If you need more granular information, you can create an Intl.Locale object:

const locale = new Intl.Locale(navigator.language);

switch (locale.language) {
  case 'en':
    // do something for English
    break;
  case 'fr':
    // do something for French
    break;
  ...
}

In my original answer from 14 years ago, I mentioned that language detection should be done on the server. While I don't think that's fully wrong, it's also not fully right either. A lot has changed in the last 14 years.

It's worth calling out the existence of the Accept-Language header in browser http requests, and that for some payloads it is probably beneficial to perform translation server-side with the initial request to avoid additional unnecessary round-trips. However, there are also situations where it's entirely valid to use the user's language in client-side scripts, so use your best judgement.

7 Comments

why should it be done on the server? seems like a redundant comment.
@Paul, language detection should be done on the server so that the content is served in the appropriate language.

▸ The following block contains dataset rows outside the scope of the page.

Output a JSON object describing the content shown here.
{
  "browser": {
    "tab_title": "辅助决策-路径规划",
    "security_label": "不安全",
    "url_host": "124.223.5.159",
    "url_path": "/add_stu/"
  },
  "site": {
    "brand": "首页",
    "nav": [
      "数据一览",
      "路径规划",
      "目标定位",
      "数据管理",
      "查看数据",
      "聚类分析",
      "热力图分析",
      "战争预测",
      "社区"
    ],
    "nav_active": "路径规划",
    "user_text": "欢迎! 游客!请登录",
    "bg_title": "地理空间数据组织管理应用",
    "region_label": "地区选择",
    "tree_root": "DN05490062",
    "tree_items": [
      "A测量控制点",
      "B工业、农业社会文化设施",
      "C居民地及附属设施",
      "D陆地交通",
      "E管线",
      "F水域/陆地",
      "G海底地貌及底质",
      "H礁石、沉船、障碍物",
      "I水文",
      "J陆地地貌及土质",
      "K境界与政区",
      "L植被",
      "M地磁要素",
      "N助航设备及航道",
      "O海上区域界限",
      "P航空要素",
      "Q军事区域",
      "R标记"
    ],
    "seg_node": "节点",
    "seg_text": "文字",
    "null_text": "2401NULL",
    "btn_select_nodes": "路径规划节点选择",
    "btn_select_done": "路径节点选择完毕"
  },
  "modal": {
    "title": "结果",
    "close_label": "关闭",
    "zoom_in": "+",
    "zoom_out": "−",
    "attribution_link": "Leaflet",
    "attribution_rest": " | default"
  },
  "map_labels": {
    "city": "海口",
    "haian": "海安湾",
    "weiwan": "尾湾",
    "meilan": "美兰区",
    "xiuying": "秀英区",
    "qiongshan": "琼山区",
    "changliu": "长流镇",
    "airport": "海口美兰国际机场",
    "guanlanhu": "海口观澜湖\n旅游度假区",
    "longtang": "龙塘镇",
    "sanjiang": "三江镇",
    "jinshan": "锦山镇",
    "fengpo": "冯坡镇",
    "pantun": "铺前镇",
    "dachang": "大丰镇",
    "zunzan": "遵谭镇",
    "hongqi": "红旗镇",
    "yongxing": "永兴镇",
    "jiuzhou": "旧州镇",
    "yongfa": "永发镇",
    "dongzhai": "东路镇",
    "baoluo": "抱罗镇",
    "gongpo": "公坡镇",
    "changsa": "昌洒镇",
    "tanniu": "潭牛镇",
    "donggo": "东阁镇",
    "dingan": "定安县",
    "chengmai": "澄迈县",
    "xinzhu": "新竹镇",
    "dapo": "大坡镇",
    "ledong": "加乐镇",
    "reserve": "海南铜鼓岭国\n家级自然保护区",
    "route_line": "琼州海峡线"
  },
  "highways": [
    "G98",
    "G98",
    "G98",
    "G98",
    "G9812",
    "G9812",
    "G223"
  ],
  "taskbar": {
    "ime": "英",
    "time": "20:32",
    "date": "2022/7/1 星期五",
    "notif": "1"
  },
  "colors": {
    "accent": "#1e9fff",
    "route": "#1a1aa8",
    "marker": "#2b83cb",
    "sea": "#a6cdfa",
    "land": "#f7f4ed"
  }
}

To do otherwise would be wasteful of the user's bandwidth.
@zzzzBov I've been working on a Ember.js app with full language support, where I use the navigator.language as part of my API calls, so no user bandwidth is wasted. But I guess your right. It's an edge case.
This answer is pretty old but today SPA works most of the time on static server-less env, so doing this with Javascript is more than legit.
@SeLeCtRa, I appreciate the enthusiasm behind your edit, but I think you'd be better off writing your own answer than trying to revive this one.